Fed Chairman Alan Greenspan and his colleagues opted to continue to hold the federal funds rate -- the interest that banks charge each other on overnight loans -- at 1.75 percent, the lowest level in 40 years. The decision was announced after a two-day meeting.

The more symbolic discount rate, charged to banks for loans directly from the Fed, was also unmoved at 1.25 percent. 

In its statement, the Fed acknowledged that the economy had softened after an inventory-led bounce in the first quarter. But it expressed cautious optimism about quarters to come. 

"The committee expects the rate of increase of final demand to pick up over coming quarters, supported in part by robust underlying growth in productivity, but the degree of the strengthening remains uncertain," the statement said. 

The statement said risks were equally balanced between economic weakness and a flare-up in inflation, a stance unchanged from the last meeting on May 7, but economists said its overall downbeat tone indicated no rate increases were likely in the imminent future. 

"There is a hint that they do not see any reason to tighten in the near term," said Alan Ruskin, research director at 4Cast Ltd. in New York. "They are moderating the perception of an (economic) upside and moderating expectations of a Fed tightening further out as well." 

U.S. interest rates have stood at this level since last December and most economists believe the central bank will not raise borrowing costs until near year-end. The decision came amid growing market unease stemming partly from a mounting toll of accounting scandals and with the economy still edging ahead only unevenly. 

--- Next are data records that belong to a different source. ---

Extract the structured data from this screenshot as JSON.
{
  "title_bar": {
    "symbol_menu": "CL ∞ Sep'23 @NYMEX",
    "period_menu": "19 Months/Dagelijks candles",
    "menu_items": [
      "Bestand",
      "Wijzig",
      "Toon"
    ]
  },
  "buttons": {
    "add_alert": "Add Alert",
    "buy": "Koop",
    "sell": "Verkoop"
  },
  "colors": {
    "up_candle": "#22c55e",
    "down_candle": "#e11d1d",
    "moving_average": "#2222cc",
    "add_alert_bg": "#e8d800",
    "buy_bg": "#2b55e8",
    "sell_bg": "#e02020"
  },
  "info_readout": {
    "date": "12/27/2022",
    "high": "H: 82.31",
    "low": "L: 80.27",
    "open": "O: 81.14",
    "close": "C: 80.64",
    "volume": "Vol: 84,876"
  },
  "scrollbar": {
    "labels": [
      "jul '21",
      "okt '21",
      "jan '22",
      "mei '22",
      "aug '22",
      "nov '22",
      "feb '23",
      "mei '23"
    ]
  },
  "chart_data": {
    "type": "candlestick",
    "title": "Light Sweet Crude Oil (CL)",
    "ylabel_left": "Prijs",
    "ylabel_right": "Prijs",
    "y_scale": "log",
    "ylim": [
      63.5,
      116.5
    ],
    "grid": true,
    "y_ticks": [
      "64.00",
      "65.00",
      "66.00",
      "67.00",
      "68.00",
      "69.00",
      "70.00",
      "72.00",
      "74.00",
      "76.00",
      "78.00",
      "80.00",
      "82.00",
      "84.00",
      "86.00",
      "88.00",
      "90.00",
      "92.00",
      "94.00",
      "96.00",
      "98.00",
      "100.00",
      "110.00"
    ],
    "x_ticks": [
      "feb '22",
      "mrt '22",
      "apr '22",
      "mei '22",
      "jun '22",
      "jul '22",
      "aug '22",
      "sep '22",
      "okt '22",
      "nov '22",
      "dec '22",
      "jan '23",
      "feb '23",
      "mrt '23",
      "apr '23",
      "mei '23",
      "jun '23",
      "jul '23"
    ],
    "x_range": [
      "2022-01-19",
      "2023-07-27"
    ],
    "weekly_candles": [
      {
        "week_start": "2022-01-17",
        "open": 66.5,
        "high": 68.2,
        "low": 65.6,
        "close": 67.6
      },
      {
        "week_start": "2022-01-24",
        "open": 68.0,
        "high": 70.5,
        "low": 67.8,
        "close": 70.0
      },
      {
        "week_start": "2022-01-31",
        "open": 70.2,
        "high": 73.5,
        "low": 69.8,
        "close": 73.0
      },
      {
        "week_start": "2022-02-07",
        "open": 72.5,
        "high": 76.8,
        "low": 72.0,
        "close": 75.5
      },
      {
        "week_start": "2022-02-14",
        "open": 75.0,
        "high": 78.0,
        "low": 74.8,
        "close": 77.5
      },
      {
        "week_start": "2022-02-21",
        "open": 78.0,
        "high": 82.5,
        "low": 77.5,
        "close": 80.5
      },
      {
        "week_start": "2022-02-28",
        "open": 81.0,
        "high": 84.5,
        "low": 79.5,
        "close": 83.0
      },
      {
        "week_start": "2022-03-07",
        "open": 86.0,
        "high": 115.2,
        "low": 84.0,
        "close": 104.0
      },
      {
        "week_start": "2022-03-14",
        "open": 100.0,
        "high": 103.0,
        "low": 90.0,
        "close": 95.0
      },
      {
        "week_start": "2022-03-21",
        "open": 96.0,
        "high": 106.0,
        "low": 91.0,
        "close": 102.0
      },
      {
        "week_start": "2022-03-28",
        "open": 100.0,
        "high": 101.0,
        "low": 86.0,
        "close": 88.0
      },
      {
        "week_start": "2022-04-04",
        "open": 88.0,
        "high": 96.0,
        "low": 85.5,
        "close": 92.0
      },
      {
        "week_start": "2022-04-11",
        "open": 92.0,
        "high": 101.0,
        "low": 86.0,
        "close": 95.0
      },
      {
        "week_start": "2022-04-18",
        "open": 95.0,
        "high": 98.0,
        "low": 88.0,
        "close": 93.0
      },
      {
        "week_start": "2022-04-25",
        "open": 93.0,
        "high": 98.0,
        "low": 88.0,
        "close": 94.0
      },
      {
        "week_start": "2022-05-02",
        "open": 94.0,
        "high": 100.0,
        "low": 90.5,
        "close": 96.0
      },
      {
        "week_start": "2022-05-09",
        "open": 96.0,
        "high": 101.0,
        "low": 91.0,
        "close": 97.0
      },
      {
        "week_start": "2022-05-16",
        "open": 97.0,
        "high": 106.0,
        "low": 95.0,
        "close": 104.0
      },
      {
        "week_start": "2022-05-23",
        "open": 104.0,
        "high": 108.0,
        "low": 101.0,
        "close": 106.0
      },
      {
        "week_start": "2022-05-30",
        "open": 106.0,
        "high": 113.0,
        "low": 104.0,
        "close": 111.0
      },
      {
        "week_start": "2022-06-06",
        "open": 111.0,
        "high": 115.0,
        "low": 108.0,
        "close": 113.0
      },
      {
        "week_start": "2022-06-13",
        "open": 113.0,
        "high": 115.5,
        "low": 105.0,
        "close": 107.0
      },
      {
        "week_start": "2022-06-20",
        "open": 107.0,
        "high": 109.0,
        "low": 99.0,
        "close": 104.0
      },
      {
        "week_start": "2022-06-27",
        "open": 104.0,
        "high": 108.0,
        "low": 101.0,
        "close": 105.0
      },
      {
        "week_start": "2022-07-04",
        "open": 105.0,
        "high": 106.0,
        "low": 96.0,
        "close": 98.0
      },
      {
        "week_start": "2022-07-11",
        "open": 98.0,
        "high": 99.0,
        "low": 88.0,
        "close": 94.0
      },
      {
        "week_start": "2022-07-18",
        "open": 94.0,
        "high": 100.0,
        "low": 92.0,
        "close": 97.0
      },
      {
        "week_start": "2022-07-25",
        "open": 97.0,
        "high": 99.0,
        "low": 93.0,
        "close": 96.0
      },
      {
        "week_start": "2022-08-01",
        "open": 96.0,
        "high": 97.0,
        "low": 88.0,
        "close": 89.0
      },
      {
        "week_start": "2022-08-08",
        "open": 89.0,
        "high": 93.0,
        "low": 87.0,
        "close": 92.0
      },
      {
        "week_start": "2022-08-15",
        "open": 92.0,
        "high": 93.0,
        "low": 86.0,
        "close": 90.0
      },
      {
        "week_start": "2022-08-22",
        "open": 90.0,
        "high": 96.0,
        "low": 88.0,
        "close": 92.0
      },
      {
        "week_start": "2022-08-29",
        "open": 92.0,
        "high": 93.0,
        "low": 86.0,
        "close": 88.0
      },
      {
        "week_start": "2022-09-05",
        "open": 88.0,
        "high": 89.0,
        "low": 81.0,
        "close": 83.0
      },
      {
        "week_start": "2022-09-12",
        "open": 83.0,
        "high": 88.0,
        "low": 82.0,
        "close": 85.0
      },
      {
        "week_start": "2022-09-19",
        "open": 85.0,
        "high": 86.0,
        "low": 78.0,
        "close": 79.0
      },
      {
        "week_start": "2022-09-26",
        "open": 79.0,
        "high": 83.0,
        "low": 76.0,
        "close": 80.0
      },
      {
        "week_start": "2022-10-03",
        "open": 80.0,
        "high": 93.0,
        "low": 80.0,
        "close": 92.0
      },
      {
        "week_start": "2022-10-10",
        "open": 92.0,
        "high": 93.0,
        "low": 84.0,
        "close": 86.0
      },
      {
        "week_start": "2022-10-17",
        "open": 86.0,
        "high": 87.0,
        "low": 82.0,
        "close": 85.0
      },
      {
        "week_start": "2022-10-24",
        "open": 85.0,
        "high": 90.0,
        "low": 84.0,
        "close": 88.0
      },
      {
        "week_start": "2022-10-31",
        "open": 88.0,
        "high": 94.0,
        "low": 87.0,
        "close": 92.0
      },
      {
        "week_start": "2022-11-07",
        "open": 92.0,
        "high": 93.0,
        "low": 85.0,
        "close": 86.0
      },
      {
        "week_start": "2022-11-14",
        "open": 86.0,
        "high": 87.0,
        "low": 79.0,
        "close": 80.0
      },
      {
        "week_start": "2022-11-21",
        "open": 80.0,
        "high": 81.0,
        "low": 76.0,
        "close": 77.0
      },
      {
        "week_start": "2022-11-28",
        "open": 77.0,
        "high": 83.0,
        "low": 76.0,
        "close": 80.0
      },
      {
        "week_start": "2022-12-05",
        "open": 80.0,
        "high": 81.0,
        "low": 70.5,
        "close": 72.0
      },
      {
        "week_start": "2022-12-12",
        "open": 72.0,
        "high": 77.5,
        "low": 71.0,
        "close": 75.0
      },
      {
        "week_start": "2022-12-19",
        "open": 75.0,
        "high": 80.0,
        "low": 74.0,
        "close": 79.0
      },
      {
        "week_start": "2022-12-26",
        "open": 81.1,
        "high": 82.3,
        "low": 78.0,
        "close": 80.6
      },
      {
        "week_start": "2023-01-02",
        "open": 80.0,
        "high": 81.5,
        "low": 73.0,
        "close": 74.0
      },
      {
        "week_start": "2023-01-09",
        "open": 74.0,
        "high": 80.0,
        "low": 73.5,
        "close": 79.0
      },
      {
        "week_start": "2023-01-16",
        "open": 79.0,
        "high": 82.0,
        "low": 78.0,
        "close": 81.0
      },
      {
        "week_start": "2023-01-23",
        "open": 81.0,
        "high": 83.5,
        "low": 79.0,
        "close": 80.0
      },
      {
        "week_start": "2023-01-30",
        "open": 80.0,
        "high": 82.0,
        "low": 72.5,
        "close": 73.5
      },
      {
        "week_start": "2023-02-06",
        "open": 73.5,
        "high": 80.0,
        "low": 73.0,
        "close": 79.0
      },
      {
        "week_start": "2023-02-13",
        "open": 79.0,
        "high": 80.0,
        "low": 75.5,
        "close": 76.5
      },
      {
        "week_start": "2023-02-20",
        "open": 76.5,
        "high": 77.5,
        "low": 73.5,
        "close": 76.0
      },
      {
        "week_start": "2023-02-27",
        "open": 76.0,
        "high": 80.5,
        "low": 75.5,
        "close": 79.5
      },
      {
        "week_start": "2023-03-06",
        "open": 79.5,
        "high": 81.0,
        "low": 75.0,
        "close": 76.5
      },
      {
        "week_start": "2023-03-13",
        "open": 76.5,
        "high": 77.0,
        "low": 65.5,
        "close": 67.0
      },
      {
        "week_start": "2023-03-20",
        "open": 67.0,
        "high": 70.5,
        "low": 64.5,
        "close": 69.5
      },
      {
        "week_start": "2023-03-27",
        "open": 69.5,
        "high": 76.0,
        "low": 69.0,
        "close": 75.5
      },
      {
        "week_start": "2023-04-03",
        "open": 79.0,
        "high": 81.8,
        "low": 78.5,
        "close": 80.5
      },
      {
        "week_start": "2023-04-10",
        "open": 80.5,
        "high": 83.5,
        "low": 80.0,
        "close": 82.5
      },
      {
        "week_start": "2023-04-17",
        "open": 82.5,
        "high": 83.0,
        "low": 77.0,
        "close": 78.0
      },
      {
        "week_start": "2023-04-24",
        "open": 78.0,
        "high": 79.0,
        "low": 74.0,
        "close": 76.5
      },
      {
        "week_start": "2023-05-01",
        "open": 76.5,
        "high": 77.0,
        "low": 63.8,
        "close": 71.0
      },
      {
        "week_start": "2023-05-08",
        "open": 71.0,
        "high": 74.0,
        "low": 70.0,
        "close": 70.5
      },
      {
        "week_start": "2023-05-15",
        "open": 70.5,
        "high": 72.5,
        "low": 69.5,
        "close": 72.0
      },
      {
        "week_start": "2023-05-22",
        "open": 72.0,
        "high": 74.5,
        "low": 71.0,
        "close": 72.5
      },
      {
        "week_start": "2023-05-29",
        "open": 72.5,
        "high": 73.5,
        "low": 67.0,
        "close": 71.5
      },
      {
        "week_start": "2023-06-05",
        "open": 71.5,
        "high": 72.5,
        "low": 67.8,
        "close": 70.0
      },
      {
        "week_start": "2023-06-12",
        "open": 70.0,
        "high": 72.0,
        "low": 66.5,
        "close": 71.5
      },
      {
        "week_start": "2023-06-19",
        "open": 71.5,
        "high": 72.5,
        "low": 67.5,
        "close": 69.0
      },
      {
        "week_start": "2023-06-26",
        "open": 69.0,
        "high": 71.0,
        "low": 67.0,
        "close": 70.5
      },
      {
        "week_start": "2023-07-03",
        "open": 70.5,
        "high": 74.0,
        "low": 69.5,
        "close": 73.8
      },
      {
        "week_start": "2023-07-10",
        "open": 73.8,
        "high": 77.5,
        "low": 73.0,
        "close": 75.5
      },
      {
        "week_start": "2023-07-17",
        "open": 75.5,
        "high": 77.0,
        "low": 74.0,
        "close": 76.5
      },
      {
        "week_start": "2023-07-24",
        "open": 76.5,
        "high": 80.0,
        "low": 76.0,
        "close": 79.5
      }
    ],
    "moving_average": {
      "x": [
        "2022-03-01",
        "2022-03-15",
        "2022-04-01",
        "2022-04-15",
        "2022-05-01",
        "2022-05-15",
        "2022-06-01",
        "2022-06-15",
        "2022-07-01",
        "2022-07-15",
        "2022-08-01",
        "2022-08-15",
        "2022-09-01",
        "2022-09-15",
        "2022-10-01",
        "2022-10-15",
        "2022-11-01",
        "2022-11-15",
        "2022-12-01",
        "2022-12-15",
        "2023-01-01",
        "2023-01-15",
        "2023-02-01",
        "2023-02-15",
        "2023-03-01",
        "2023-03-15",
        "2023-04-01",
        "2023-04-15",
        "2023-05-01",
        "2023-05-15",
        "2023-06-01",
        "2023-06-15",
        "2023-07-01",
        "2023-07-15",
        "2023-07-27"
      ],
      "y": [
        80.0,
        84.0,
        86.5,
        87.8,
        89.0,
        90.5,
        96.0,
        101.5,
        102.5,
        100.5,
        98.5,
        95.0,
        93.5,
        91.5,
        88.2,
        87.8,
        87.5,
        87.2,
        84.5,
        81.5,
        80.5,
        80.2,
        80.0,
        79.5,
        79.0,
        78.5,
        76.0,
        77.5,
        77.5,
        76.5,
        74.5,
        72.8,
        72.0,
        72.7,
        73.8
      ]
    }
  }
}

The latest Reuters poll of 22 economists that deal directly with the Fed in money markets showed they unanimously expect no change in rates at Tuesday and Wednesday's meeting. Most firms do not see a rate increase until November and a few said borrowing costs would not go up at all this year. 

There is even some talk in financial markets that the Fed could possibly ease later in the year if the economy does not begin to regain its stride.

"Fed officials must be growing a bit concerned about the state of the recovery," said Mark Zandi at Economy.com. "If we get another month or two of slumping equity prices, people might begin to anticipate another round of Fed easing."

The Fed cut rates 11 times last year by a total of 4.75 percentage points to revitalize the flagging economy. 

A general sense of queasiness in financial markets, prompted partly by a seemingly unending series of accounting scandals, concern over corporate profits and a weakening dollar, has cast a shadow across a generally favorable second-half economic outlook. 

The latest shock came on news that telecommunications giant WorldCom would restate its results for 2001 and the first quarter of 2002 to show losses. 

Analysts said this could turn out to be one of the biggest accounting frauds in U.S. history -- a fresh blow to investor faith in the integrity of the world's most liquid markets and a development that could push rate rises even further into the future.

Reuters and the Associated Press contributed to this report.